Selain itu Dinas Sosial (Dinsos) Kota Surabaya mencatat, pada tahun 2008 ada 693 anak terlantar dan 397 Balita terlantar. Drs. Dedik Sosialista, M.Si (Kepala Bidang Rehabilitasi Sosial) secara jujur menyatakan bahwa kondisi riil di lapangan mungkin lebih banyak dari angka itu “Jadi dulu sasaran survei adalah kelurahan dan RT/RW. Maka yang dihitung cuma anak-anak yatim dan fakir di lingkup rumah tangga. Sementara anak-anak yang diasuh di panti tidak didaftar,” ujar Dedik.

Sebagai penanggungjawab problem anak-anak terlantar, alumnus Magister Administrasi Publik Untag Surabaya itu menuturkan bahwa yang bisa dilakukan oleh Dinsos ialah pembinaan perilaku dan pelatihan kesejahteraan sosial. “Untuk tahun 2009 ini dikhususkan pada pembinaan mental dan pelatihan keterampilan dasar. Mereka ditumbuhkan motivasinya dan dirangsang agar jangan bermental tempe sehingga punya jatidiri,” tandasnya.

Namun menurut Dedik, pelatihan keterampilan tersebut tidak mengarahkan anak untuk menjadi profesional. Ia menerangkan, “Jika anak sudah masuk usia kerja yaitu 18 tahun akan dikoordinasikan dengan Dinas Ketenagakerjaan untuk diberi pelatihan keterampilan profesional.”
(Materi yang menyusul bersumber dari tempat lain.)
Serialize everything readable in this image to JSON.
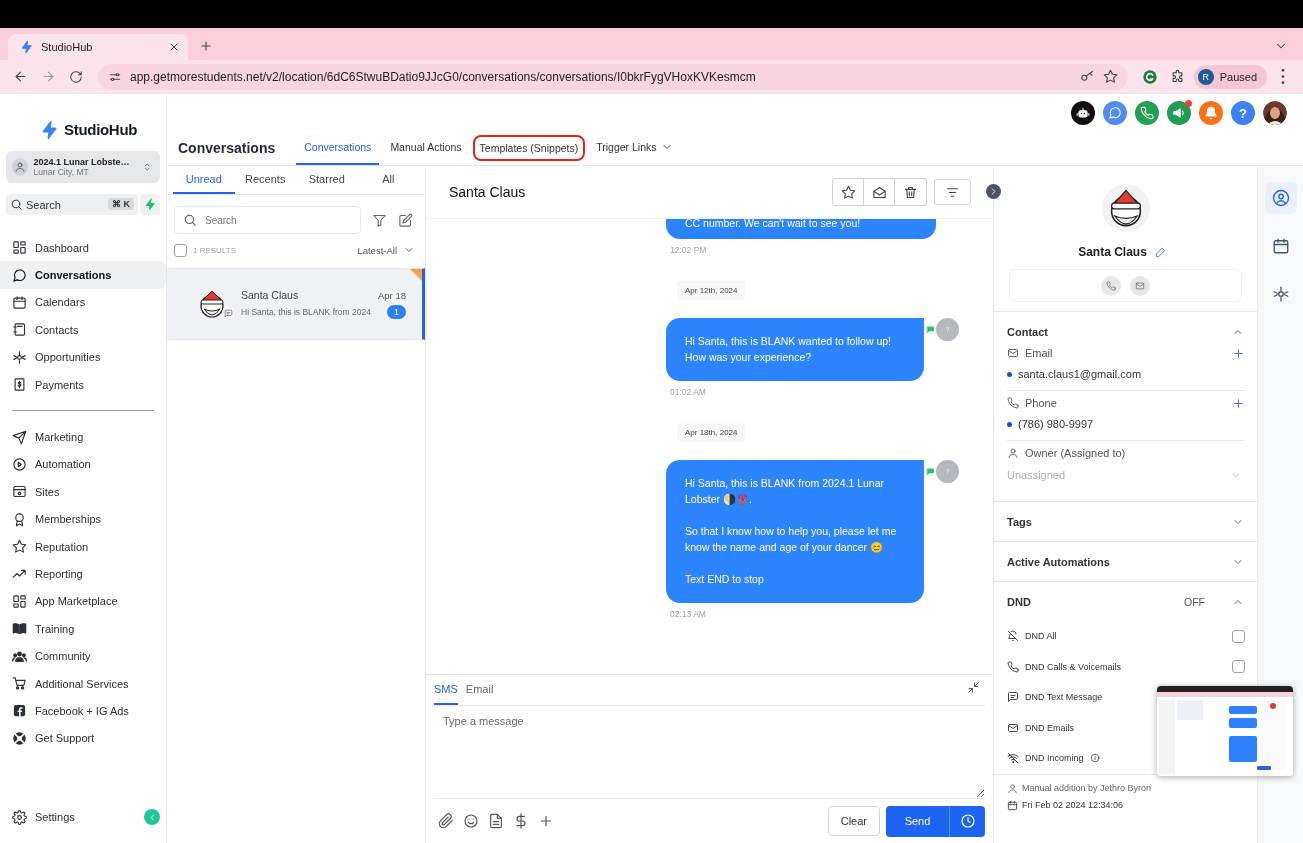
{
  "browser": {
    "tab_title": "StudioHub",
    "url": "app.getmorestudents.net/v2/location/6dC6StwuBDatio9JJcG0/conversations/conversations/I0bkrFygVHoxKVKesmcm",
    "profile_initial": "R",
    "profile_status": "Paused"
  },
  "sidebar": {
    "logo": "StudioHub",
    "account": {
      "name": "2024.1 Lunar Lobste…",
      "location": "Lunar City, MT"
    },
    "search": {
      "placeholder": "Search",
      "shortcut": "⌘ K"
    },
    "sections": [
      {
        "items": [
          {
            "label": "Dashboard",
            "selected": false
          },
          {
            "label": "Conversations",
            "selected": true
          },
          {
            "label": "Calendars",
            "selected": false
          },
          {
            "label": "Contacts",
            "selected": false
          },
          {
            "label": "Opportunities",
            "selected": false
          },
          {
            "label": "Payments",
            "selected": false
          }
        ]
      },
      {
        "items": [
          {
            "label": "Marketing",
            "selected": false
          },
          {
            "label": "Automation",
            "selected": false
          },
          {
            "label": "Sites",
            "selected": false
          },
          {
            "label": "Memberships",
            "selected": false
          },
          {
            "label": "Reputation",
            "selected": false
          },
          {
            "label": "Reporting",
            "selected": false
          },
          {
            "label": "App Marketplace",
            "selected": false
          },
          {
            "label": "Training",
            "selected": false
          },
          {
            "label": "Community",
            "selected": false
          },
          {
            "label": "Additional Services",
            "selected": false
          },
          {
            "label": "Facebook + IG Ads",
            "selected": false
          },
          {
            "label": "Get Support",
            "selected": false
          }
        ]
      }
    ],
    "settings": "Settings"
  },
  "header": {
    "title": "Conversations",
    "help": "?",
    "tabs": [
      {
        "label": "Conversations",
        "selected": true,
        "highlighted": false,
        "dropdown": false
      },
      {
        "label": "Manual Actions",
        "selected": false,
        "highlighted": false,
        "dropdown": false
      },
      {
        "label": "Templates (Snippets)",
        "selected": false,
        "highlighted": true,
        "dropdown": false
      },
      {
        "label": "Trigger Links",
        "selected": false,
        "highlighted": false,
        "dropdown": true
      }
    ]
  },
  "conversation_list": {
    "tabs": [
      {
        "label": "Unread",
        "selected": true
      },
      {
        "label": "Recents",
        "selected": false
      },
      {
        "label": "Starred",
        "selected": false
      },
      {
        "label": "All",
        "selected": false
      }
    ],
    "search": {
      "placeholder": "Search"
    },
    "results": "1 RESULTS",
    "select_all": false,
    "sort": "Latest-All",
    "items": [
      {
        "name": "Santa Claus",
        "date": "Apr 18",
        "preview": "Hi Santa, this is BLANK from 2024",
        "unread": "1",
        "selected": true,
        "starred": true
      }
    ]
  },
  "chat": {
    "contact": "Santa Claus",
    "messages": [
      {
        "kind": "message",
        "text": "CC number. We can't wait to see you!",
        "time": "12:02 PM",
        "cut_off": true
      },
      {
        "kind": "date",
        "text": "Apr 12th, 2024"
      },
      {
        "kind": "message",
        "text": "Hi Santa, this is BLANK wanted to follow up! How was your experience?",
        "time": "01:02 AM",
        "cut_off": false,
        "avatar": "?"
      },
      {
        "kind": "date",
        "text": "Apr 18th, 2024"
      },
      {
        "kind": "message",
        "text": "Hi Santa, this is BLANK from 2024.1 Lunar Lobster 🌗🦞.\n\nSo that I know how to help you, please let me know the name and age of your dancer 😊\n\nText END to stop",
        "time": "02:13 AM",
        "cut_off": false,
        "avatar": "?"
      }
    ],
    "composer": {
      "tabs": [
        {
          "label": "SMS",
          "selected": true
        },
        {
          "label": "Email",
          "selected": false
        }
      ],
      "placeholder": "Type a message",
      "clear": "Clear",
      "send": "Send"
    }
  },
  "contact": {
    "name": "Santa Claus",
    "sections": [
      {
        "kind": "contact",
        "title": "Contact",
        "expanded": true,
        "email_label": "Email",
        "email": "santa.claus1@gmail.com",
        "phone_label": "Phone",
        "phone": "(786) 980-9997",
        "owner_label": "Owner (Assigned to)",
        "owner_placeholder": "Unassigned"
      },
      {
        "title": "Tags",
        "expanded": false
      },
      {
        "title": "Active Automations",
        "expanded": false
      },
      {
        "kind": "dnd",
        "title": "DND",
        "expanded": true,
        "status": "OFF",
        "options": [
          {
            "label": "DND All",
            "checked": false,
            "info": false
          },
          {
            "label": "DND Calls & Voicemails",
            "checked": false,
            "info": false
          },
          {
            "label": "DND Text Message",
            "info": false
          },
          {
            "label": "DND Emails",
            "info": false
          },
          {
            "label": "DND Incoming",
            "info": true
          }
        ]
      }
    ],
    "created_by": "Manual addition by Jethro Byron",
    "created_at": "Fri Feb 02 2024 12:34:06"
  },
  "rail": [
    {
      "selected": true
    },
    {
      "selected": false
    },
    {
      "selected": false
    }
  ]
}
Masih tingginya jumlah anak terlantar di tengah menjamurnya panti asuhan di kota Surabaya menurut pandangan praktisi pengasuhan anak yatim dan dhuafa, Drs. HM. Molik, disebabkan oleh tiga faktor yaitu keterbatasan kapasitas panti, kemauan anak atau orang tua untuk tinggal di panti, dan ketiga kepedulian sosial masyarakat yang masih kurang.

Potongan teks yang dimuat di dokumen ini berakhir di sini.